I have 3 nieces (Big C, B, and Little C) who are each, to various degrees and in various ways, religious believers. Only Big C, the oldest of the three, at age 14, is really old enough to have a sophisticated and independent view on any kind of higher power. She knows that I do not share her belief. We have talked about it briefly, when she asked me about my lack of belief. I actually wouldn’t have told her that I didn’t believe – as I’ve said before, I try not to be an evangelical atheist. My sister was the one who told her. When Big C brought it up with me, I told her that I was willing to answer any questions she had, but beyond confirming that I was, in fact, an atheist, she honestly just didn’t seem interested in my reasons why, so we left it at that and we’ve never discussed it again. The younger two (ages almost-10 and 6) are still more or less, as far as I can tell, believers because they’ve been taught to believe. I have no interest in interfering with that. It isn’t my place. As far as I know, my middle niece, B, has no idea I’m an atheist. My brother and sister-in-law know, and if and when they want their daughter to know is up to them, unless it comes up organically at some point.
My youngest niece, Little C, is a different story.
My sister, Little C’s mother, has gradually become more and more radically Christian. She is reaching the point where it is almost pathological, to be honest. I genuinely believe there are some delusions going on there. But my sister’s mental health is not what I wanted to talk about here.
Little C is now attending a religious school (one that teaches creationism as a valid alternative to evolution), and she attends one of those Buddy Jesus churches with her mother every week. The kind of church where they appropriate and repurpose popular music and people in the congregation wave their arms in the air with their eyes closed because they’re so moved by the spirit of Taylor Swift covers. (My sister, once hoping to convince me of how cool this church was, told me that they had used a Dave Matthews Band song in one of the services. I was mostly just irritated that they had sullied a perfectly good secular song with religion – and a song written by a professed agnostic, no less.)
In any case, my point is that Little C is being indoctrinated hard. Which, whatever. Hopefully she doesn’t internalize her mother’s delusions, but that would frankly be fairly innocuous compared to some of the other delusional beliefs my sister could pass on to her. And, like I said, I have no desire to challenge her beliefs, especially at this young age. The world can be big and scary when you’re little. If believing there is a supernatural force protecting her makes her feel more secure, I’m all for it.
But, I discovered this morning, my sister has also told Little C that I don’t believe in a god.
I went out to breakfast with my family this morning, and it had been a while since Little C and I had last seen each other, so she was glued to my side pretty much the entire time.
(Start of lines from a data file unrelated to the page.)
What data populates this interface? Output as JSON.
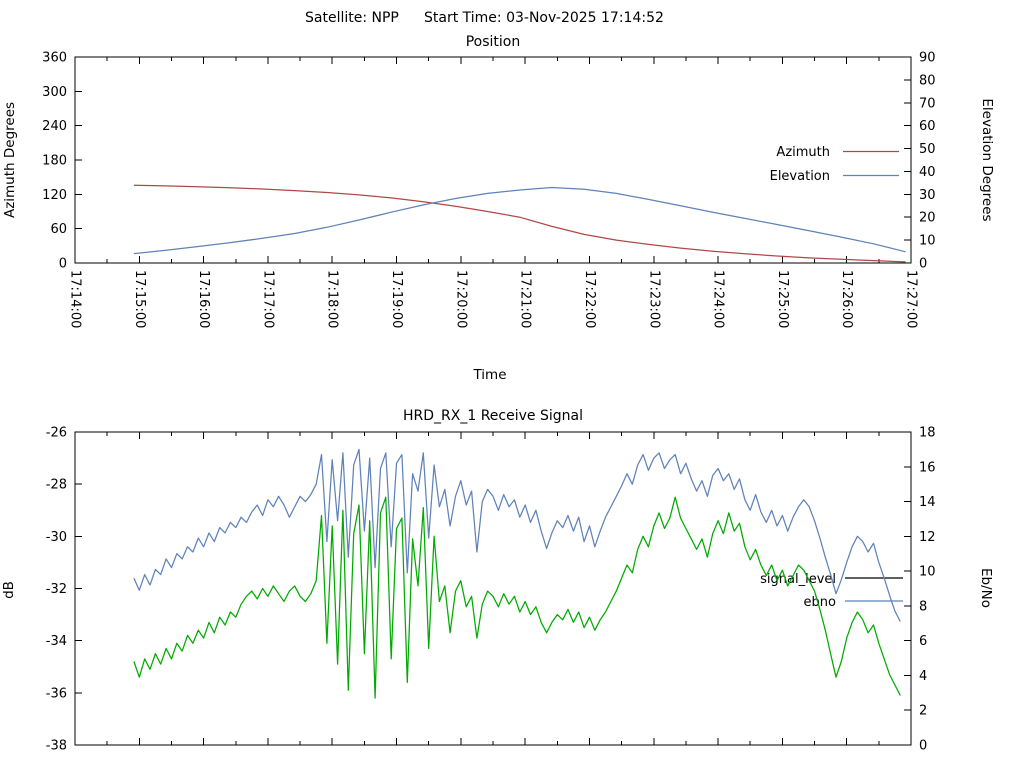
{
  "header": {
    "satellite_label": "Satellite: NPP",
    "start_time_label": "Start Time: 03-Nov-2025 17:14:52"
  },
  "chart_data": [
    {
      "type": "line",
      "title": "Position",
      "xlabel": "Time",
      "x_axis": {
        "tick_labels": [
          "17:14:00",
          "17:15:00",
          "17:16:00",
          "17:17:00",
          "17:18:00",
          "17:19:00",
          "17:20:00",
          "17:21:00",
          "17:22:00",
          "17:23:00",
          "17:24:00",
          "17:25:00",
          "17:26:00",
          "17:27:00"
        ],
        "range_seconds": [
          0,
          780
        ],
        "major_step_s": 60,
        "minor_step_s": 30
      },
      "y_left": {
        "label": "Azimuth Degrees",
        "min": 0,
        "max": 360,
        "tick_step": 60
      },
      "y_right": {
        "label": "Elevation Degrees",
        "min": 0,
        "max": 90,
        "tick_step": 10
      },
      "legend": {
        "position": "inside-right",
        "entries": [
          {
            "label": "Azimuth",
            "sample_color": "#b04846"
          },
          {
            "label": "Elevation",
            "sample_color": "#5f82b8"
          }
        ]
      },
      "series": [
        {
          "name": "Azimuth",
          "axis": "left",
          "color": "#b04846",
          "t0": 55,
          "dt": 30,
          "values": [
            136,
            134.8,
            133.4,
            131.6,
            129.4,
            126.6,
            123.2,
            119.0,
            113.8,
            107.2,
            99.0,
            90.0,
            80.0,
            64.0,
            50.0,
            40.0,
            32.5,
            26.0,
            20.5,
            16.0,
            12.2,
            9.0,
            6.4,
            4.2,
            2.0
          ]
        },
        {
          "name": "Elevation",
          "axis": "right",
          "color": "#5f82b8",
          "t0": 55,
          "dt": 30,
          "values": [
            4.1,
            5.6,
            7.2,
            8.9,
            10.8,
            12.9,
            15.6,
            18.8,
            22.2,
            25.4,
            28.2,
            30.4,
            31.9,
            33.0,
            32.2,
            30.4,
            27.8,
            25.0,
            22.2,
            19.5,
            16.8,
            14.1,
            11.3,
            8.4,
            4.9
          ]
        }
      ]
    },
    {
      "type": "line",
      "title": "HRD_RX_1 Receive Signal",
      "xlabel": "",
      "x_axis": {
        "tick_labels": [],
        "range_seconds": [
          0,
          780
        ],
        "major_step_s": 60,
        "minor_step_s": 30
      },
      "y_left": {
        "label": "dB",
        "min": -38,
        "max": -26,
        "tick_step": 2
      },
      "y_right": {
        "label": "Eb/No",
        "min": 0,
        "max": 18,
        "tick_step": 2
      },
      "legend": {
        "position": "inside-right",
        "entries": [
          {
            "label": "signal_level",
            "sample_color": "#000000"
          },
          {
            "label": "ebno",
            "sample_color": "#5f82b8"
          }
        ]
      },
      "series": [
        {
          "name": "signal_level",
          "axis": "left",
          "color": "#00aa00",
          "t0": 55,
          "dt": 5,
          "values": [
            -34.8,
            -35.4,
            -34.7,
            -35.1,
            -34.5,
            -34.9,
            -34.3,
            -34.7,
            -34.1,
            -34.4,
            -33.8,
            -34.1,
            -33.6,
            -33.9,
            -33.3,
            -33.7,
            -33.1,
            -33.4,
            -32.9,
            -33.1,
            -32.6,
            -32.3,
            -32.1,
            -32.4,
            -32.0,
            -32.3,
            -31.9,
            -32.2,
            -32.5,
            -32.1,
            -31.9,
            -32.3,
            -32.5,
            -32.2,
            -31.7,
            -29.2,
            -34.1,
            -29.6,
            -34.9,
            -29.0,
            -35.9,
            -29.9,
            -28.8,
            -34.5,
            -29.4,
            -36.2,
            -29.1,
            -28.5,
            -34.7,
            -29.7,
            -29.3,
            -35.6,
            -30.1,
            -31.9,
            -28.9,
            -34.3,
            -30.0,
            -32.5,
            -31.9,
            -33.7,
            -32.1,
            -31.7,
            -32.7,
            -32.3,
            -33.9,
            -32.6,
            -32.1,
            -32.3,
            -32.7,
            -32.2,
            -32.6,
            -32.3,
            -32.9,
            -32.5,
            -33.0,
            -32.7,
            -33.3,
            -33.7,
            -33.3,
            -33.0,
            -33.2,
            -32.8,
            -33.3,
            -32.9,
            -33.5,
            -33.1,
            -33.6,
            -33.2,
            -32.9,
            -32.5,
            -32.1,
            -31.6,
            -31.1,
            -31.4,
            -30.5,
            -30.0,
            -30.4,
            -29.6,
            -29.1,
            -29.7,
            -29.3,
            -28.5,
            -29.3,
            -29.7,
            -30.1,
            -30.5,
            -30.1,
            -30.8,
            -29.9,
            -29.4,
            -29.9,
            -29.1,
            -29.8,
            -29.5,
            -30.4,
            -30.9,
            -30.5,
            -31.1,
            -31.5,
            -31.1,
            -31.7,
            -31.3,
            -31.9,
            -31.5,
            -31.1,
            -31.3,
            -31.7,
            -32.1,
            -32.8,
            -33.6,
            -34.5,
            -35.4,
            -34.8,
            -33.9,
            -33.3,
            -32.9,
            -33.2,
            -33.7,
            -33.4,
            -34.1,
            -34.7,
            -35.3,
            -35.7,
            -36.1
          ]
        },
        {
          "name": "ebno",
          "axis": "right",
          "color": "#5f82b8",
          "t0": 55,
          "dt": 5,
          "values": [
            9.6,
            8.9,
            9.8,
            9.2,
            10.1,
            9.8,
            10.7,
            10.2,
            11.0,
            10.7,
            11.4,
            11.1,
            11.9,
            11.4,
            12.2,
            11.7,
            12.5,
            12.2,
            12.8,
            12.5,
            13.1,
            12.8,
            13.4,
            13.8,
            13.2,
            14.1,
            13.7,
            14.3,
            13.8,
            13.1,
            13.7,
            14.3,
            14.0,
            14.4,
            15.0,
            16.7,
            11.7,
            16.4,
            12.9,
            16.8,
            10.8,
            16.1,
            17.0,
            12.3,
            16.5,
            10.2,
            15.9,
            16.8,
            11.4,
            16.2,
            16.7,
            9.9,
            15.6,
            14.6,
            16.8,
            11.9,
            16.1,
            13.7,
            14.7,
            12.6,
            14.3,
            15.2,
            13.8,
            14.6,
            11.1,
            14.0,
            14.7,
            14.3,
            13.5,
            14.4,
            13.7,
            14.1,
            13.1,
            13.8,
            12.8,
            13.5,
            12.3,
            11.3,
            12.2,
            12.9,
            12.5,
            13.2,
            12.3,
            13.1,
            11.7,
            12.6,
            11.4,
            12.3,
            13.1,
            13.7,
            14.3,
            14.9,
            15.6,
            15.0,
            16.1,
            16.7,
            15.8,
            16.5,
            16.8,
            15.9,
            16.4,
            16.7,
            15.6,
            16.2,
            15.3,
            14.6,
            15.2,
            14.3,
            15.5,
            15.9,
            15.2,
            15.6,
            14.7,
            15.3,
            14.1,
            13.5,
            14.4,
            13.4,
            12.8,
            13.5,
            12.6,
            13.2,
            12.3,
            13.1,
            13.7,
            14.1,
            13.7,
            12.9,
            11.9,
            10.8,
            9.8,
            8.7,
            9.5,
            10.5,
            11.4,
            12.0,
            11.7,
            11.1,
            11.6,
            10.5,
            9.6,
            8.6,
            7.7,
            7.1
          ]
        }
      ]
    }
  ]
}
Mostly she chattered and wanted to put on my lip gloss and play with my phone, but then at one quiet moment, she sidled up to me and laid her head on my shoulder, looking up at me with her giant brown eyes. “Why don’t you believe in God?” she asked me in a tiny voice.
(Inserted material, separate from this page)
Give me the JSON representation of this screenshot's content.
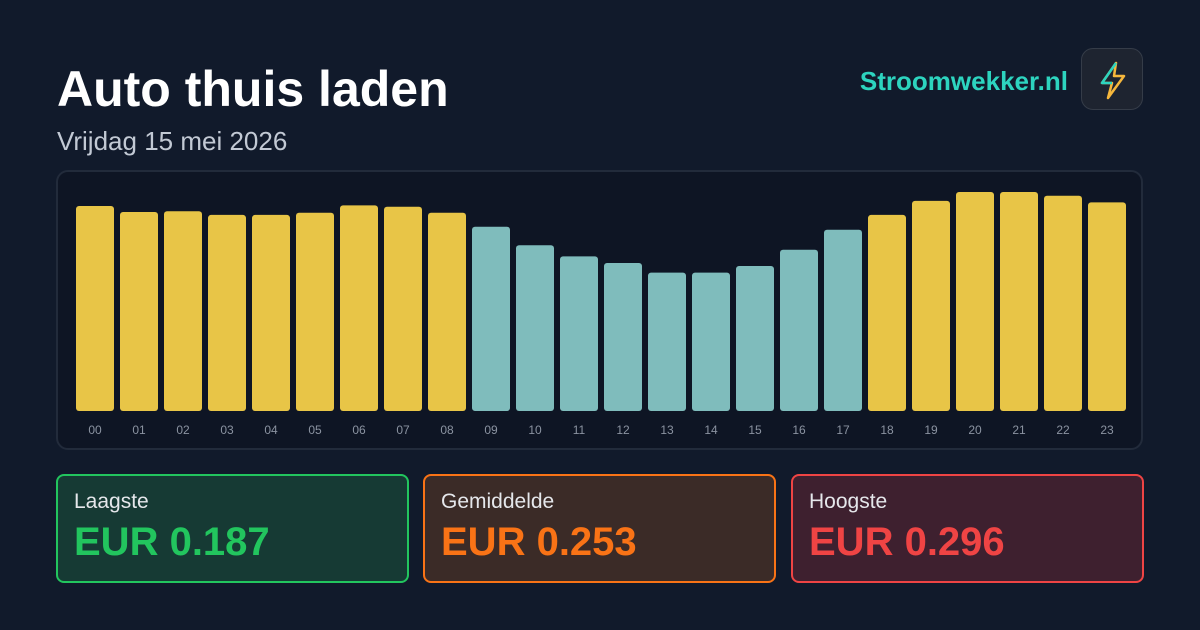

I was blindsided by the question, and had no idea how to answer. I still have no idea. But she was clearly very troubled by my non-belief.
I said that there were a lot of reasons, but at a restaurant for breakfast wasn’t the time or place to talk about it. That, at least, should buy me a little time to figure out what to say, I thought.
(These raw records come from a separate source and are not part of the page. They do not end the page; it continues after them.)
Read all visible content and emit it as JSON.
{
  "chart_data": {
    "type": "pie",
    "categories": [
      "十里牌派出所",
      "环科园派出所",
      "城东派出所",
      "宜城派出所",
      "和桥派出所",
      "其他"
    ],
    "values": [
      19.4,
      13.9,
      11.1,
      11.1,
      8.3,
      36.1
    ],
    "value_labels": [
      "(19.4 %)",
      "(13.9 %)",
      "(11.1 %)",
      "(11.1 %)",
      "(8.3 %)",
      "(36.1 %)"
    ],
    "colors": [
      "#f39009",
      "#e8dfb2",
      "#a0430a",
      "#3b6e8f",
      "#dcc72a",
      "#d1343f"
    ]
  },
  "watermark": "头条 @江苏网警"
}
But Little C wasn’t quite satisfied yet.
“Is it because you don’t know him?” she asked. The hope in her voice was heartbreaking. I could see the wheels turning in her head, and it was immediately clear that she wanted this to be the reason, because she could fix it if it was. She’s been going to Sunday school for years, and now she probably has daily religion lessons. She could introduce me.
“No, sweetie,” I said gently. “That’s not why.”
And to my relief, she let it drop.
But I know it’s going to come up again. And I’ve been thinking about it all day, and I keep coming up against the same obstacles.
My reasons for not believing are, at best, complicated. At worst, they are pretty fucking dark.
How do you explain to a six-year-old that each person you worked with who was traumatized past the point of being able to live a functionally healthy life chipped away at your faith in a benevolent higher power? How do you explain to her the impossibility of reconciling a loving god with the knowledge that there are children born every day who will only know poverty and hunger and sickness and war for the entirety of their short and painful lives?
How do you explain to her how many nights you laid awake crying and begging a god who never answered for relief from the bewildering pain that took over your own body?
How do you explain to her that at a certain point, you had to accept the reality that either there was no one listening to your prayers, or that whoever was listening was indifferent to your pain, and if it’s the latter, then fuck him?
No, it isn’t because I don’t know God. It’s because life has led me to decide he’s not worth knowing.
I honestly hope her life never leads her to those conclusions.
So how could I ever be the one to point her in that direction?